La Cour administrative d’appel de Lyon, par un arrêt rendu le 30 décembre 2025, se prononce sur la légalité d’un refus de titre de séjour. Une ressortissante algérienne sollicitait ce document pour demeurer auprès de son époux et de ses trois enfants mineurs dont l’un présente un handicap sévère. L’autorité préfectorale avait rejeté cette demande en estimant que la cellule familiale pouvait se reconstituer en Algérie sans dommage pour la santé de l’enfant. Le tribunal administratif de Lyon ayant confirmé cette position le 6 novembre 2024, la requérante a formé un appel devant la juridiction supérieure. Elle invoque principalement la violation de l’intérêt supérieur de son fils et l’atteinte disproportionnée à son droit au respect de la vie familiale. La question posée est celle de savoir si l’éloignement de la mère d’un enfant lourdement handicapé respecte les engagements internationaux de la France. La Cour administrative d’appel de Lyon annule le jugement ainsi que les décisions administratives en imposant la délivrance d’un titre de séjour.
I. La consécration de l’intérêt supérieur de l’enfant vulnérable
A. La reconnaissance de l’indispensable continuité des soins spécifiques
L’arrêt souligne d’abord la gravité des pathologies neurologiques dont souffre le fils de la requérante, associant autisme sévère, déficience intellectuelle et épilepsie. Les juges relèvent que « cette prise en charge pluridisciplinaire régulière a permis une évolution significative de l’enfant » depuis son arrivée sur le territoire national. Une interruption brutale de ce suivi médical et éducatif est susceptible d’anéantir les progrès réalisés ou de provoquer une régression physique et psychique. La Cour administrative d’appel de Lyon valide ainsi l’expertise médicale produite qui démontre la nécessité d’une présence parentale constante pour assurer l’équilibre de l’enfant. Cette appréciation concrète des faits permet de caractériser une situation où l’intérêt de l’enfant commande impérieusement le maintien de son environnement de soins.
B. L’insuffisance des structures de soins dans le pays d’origine
Le juge administratif examine ensuite la possibilité effective pour l’enfant de bénéficier de soins équivalents dans son pays d’origine, conformément aux principes de preuve habituels. Il ressort des pièces versées au dossier que « les différents services algériens ne sont pas en mesure d’assurer une prise en charge pluridisciplinaire adaptée ». Le manque d’infrastructures spécialisées et la faiblesse des ressources humaines ou financières en Algérie constituent un obstacle insurmontable à la continuité des soins. Cette carence structurelle rend illusoire toute perspective de traitement efficace hors de France pour les troubles dont souffre le jeune mineur.
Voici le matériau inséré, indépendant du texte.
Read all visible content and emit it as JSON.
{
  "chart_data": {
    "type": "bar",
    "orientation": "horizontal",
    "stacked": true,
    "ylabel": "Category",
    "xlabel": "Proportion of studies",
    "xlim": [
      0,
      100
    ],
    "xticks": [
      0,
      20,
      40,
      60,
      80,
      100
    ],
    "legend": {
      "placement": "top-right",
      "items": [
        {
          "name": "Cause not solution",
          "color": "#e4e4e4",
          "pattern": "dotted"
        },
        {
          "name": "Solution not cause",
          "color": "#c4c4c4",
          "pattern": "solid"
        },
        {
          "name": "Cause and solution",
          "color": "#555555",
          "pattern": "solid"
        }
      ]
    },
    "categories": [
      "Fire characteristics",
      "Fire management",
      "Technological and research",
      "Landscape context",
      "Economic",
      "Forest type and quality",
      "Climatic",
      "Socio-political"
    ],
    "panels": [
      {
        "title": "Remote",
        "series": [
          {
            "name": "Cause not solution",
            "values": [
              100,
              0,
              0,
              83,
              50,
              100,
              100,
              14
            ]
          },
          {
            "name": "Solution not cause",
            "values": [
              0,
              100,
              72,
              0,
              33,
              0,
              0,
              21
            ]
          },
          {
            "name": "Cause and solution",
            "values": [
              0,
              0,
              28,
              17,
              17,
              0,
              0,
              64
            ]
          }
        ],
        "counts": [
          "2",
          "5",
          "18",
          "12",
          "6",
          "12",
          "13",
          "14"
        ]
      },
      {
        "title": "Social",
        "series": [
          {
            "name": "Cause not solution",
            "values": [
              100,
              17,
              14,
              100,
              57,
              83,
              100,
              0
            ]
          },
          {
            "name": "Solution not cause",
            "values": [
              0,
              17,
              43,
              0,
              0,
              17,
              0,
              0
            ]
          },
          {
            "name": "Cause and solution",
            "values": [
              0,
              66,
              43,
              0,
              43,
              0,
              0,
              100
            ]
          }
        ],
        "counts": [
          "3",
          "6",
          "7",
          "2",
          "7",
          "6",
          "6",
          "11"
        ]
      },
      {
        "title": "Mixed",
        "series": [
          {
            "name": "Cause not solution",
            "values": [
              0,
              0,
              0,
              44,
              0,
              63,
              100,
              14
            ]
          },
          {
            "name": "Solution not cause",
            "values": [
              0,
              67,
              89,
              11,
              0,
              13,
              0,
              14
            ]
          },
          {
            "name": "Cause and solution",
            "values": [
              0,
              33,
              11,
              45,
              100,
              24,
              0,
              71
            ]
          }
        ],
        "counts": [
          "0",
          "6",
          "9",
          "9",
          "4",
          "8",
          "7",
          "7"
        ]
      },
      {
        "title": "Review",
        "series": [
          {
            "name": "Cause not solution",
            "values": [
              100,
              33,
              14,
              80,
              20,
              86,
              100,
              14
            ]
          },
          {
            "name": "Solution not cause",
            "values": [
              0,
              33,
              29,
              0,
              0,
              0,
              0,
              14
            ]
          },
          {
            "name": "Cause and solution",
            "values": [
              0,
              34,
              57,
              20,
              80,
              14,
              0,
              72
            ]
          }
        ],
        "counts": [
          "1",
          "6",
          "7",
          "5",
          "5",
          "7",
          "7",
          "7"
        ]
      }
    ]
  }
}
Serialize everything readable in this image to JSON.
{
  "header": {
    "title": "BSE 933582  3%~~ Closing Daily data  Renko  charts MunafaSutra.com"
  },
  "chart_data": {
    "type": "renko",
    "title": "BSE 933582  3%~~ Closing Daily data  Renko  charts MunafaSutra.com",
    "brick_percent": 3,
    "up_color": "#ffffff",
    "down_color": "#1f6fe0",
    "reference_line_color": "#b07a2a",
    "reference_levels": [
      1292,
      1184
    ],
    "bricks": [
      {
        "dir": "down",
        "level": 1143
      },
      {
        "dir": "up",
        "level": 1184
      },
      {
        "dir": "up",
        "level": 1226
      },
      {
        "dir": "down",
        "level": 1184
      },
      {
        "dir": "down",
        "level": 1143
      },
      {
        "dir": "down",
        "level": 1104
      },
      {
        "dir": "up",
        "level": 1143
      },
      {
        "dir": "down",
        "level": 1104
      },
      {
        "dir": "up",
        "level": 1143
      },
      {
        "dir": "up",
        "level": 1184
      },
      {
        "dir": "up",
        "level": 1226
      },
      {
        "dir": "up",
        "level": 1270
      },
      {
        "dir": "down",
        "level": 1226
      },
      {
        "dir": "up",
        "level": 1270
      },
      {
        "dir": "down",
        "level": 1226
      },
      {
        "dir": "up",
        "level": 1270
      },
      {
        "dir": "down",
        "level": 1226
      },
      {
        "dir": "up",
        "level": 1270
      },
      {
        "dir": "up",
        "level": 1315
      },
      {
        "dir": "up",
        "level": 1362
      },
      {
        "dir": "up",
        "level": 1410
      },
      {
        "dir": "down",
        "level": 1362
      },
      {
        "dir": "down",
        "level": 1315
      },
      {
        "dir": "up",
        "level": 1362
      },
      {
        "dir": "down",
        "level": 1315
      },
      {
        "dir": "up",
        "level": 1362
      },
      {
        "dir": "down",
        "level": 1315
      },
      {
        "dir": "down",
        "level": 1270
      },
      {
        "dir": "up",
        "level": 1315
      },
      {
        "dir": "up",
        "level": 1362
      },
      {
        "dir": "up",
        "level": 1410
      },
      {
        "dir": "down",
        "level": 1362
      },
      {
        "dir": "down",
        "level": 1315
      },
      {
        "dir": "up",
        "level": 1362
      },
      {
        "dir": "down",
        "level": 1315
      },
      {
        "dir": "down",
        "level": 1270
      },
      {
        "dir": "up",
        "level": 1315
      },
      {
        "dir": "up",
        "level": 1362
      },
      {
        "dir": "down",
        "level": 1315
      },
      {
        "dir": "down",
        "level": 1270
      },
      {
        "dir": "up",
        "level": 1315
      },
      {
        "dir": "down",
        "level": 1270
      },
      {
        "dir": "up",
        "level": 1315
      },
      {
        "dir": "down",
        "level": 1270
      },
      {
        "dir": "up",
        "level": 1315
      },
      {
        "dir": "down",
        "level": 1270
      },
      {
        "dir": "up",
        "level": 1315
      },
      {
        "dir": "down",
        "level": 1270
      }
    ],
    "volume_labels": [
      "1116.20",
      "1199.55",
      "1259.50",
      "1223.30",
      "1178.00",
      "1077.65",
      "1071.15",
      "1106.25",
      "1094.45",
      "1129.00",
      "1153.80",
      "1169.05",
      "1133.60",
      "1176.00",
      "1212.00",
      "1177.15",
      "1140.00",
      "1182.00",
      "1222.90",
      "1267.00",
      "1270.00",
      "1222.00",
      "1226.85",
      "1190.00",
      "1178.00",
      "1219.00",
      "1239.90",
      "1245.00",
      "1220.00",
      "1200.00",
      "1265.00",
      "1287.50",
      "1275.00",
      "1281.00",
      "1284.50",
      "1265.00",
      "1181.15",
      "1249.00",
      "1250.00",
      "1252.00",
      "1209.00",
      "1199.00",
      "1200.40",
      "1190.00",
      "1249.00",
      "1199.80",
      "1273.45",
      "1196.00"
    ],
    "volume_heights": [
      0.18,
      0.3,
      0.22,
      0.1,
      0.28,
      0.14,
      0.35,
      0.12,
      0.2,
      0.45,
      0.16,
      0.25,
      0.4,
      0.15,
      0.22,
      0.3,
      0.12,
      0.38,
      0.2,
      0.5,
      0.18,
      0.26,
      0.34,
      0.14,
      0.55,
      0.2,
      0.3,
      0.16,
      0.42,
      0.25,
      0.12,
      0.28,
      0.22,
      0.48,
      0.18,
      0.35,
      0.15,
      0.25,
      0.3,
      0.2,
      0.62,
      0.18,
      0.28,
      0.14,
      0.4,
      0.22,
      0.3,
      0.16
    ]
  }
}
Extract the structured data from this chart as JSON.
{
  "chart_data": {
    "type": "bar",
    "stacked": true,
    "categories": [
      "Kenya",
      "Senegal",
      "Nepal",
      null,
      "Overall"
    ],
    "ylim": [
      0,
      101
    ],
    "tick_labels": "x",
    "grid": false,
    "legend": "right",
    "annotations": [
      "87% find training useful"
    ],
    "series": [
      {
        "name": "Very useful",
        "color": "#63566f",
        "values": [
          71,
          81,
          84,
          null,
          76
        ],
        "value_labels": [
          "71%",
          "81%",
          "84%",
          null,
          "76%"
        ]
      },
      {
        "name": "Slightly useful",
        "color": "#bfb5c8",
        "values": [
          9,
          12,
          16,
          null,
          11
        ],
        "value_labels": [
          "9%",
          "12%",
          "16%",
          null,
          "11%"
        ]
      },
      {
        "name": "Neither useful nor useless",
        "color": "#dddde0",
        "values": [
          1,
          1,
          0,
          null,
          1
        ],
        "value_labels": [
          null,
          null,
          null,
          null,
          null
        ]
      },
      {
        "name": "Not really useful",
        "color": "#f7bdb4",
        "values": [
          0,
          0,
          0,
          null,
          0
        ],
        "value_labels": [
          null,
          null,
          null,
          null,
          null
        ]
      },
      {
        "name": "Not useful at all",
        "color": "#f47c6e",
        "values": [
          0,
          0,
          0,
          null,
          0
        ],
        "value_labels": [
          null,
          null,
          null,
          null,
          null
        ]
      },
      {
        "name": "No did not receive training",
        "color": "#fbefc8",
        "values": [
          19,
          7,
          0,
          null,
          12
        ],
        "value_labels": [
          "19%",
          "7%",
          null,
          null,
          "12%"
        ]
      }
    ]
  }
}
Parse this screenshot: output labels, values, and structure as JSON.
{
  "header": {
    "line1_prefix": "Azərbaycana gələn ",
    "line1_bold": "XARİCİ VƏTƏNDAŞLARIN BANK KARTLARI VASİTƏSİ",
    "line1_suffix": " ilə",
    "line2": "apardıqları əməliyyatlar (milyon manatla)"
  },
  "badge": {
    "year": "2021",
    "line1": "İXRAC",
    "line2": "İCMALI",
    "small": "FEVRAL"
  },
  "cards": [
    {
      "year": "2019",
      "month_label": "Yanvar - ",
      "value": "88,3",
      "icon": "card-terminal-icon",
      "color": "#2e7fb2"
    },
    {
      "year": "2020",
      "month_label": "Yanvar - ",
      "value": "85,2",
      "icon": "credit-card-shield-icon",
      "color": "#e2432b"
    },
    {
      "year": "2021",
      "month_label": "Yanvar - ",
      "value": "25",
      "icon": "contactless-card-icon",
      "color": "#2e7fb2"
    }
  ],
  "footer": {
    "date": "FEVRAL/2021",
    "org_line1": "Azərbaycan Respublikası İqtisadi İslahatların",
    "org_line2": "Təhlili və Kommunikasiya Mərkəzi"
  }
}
La Cour administrative d’appel de Lyon fonde sa décision sur cette absence de solution alternative crédible pour garantir la santé et le développement de l’enfant.
II. L’étroite protection de la stabilité de la cellule familiale
A. L’appréciation globale de l’insertion de la famille en France
La juridiction d’appel prend en compte la situation globale de la fratrie et du conjoint pour évaluer l’intensité de l’atteinte portée à la vie familiale. Elle note que les deux autres enfants mineurs de la famille sont scolarisés en France depuis l’année 2016, marquant ainsi une installation durable. Parallèlement, le juge mentionne que le refus de séjour opposé au père a été annulé par le tribunal administratif le jour même du jugement attaqué. En conséquence, l’exécution des mesures d’éloignement prises contre la mère aurait pour effet de briser l’unité d’un foyer déjà partiellement stabilisé juridiquement. Cette approche globale permet de conclure que les décisions contestées portent une atteinte disproportionnée aux droits protégés par l’article 8 de la Convention européenne de sauvegarde.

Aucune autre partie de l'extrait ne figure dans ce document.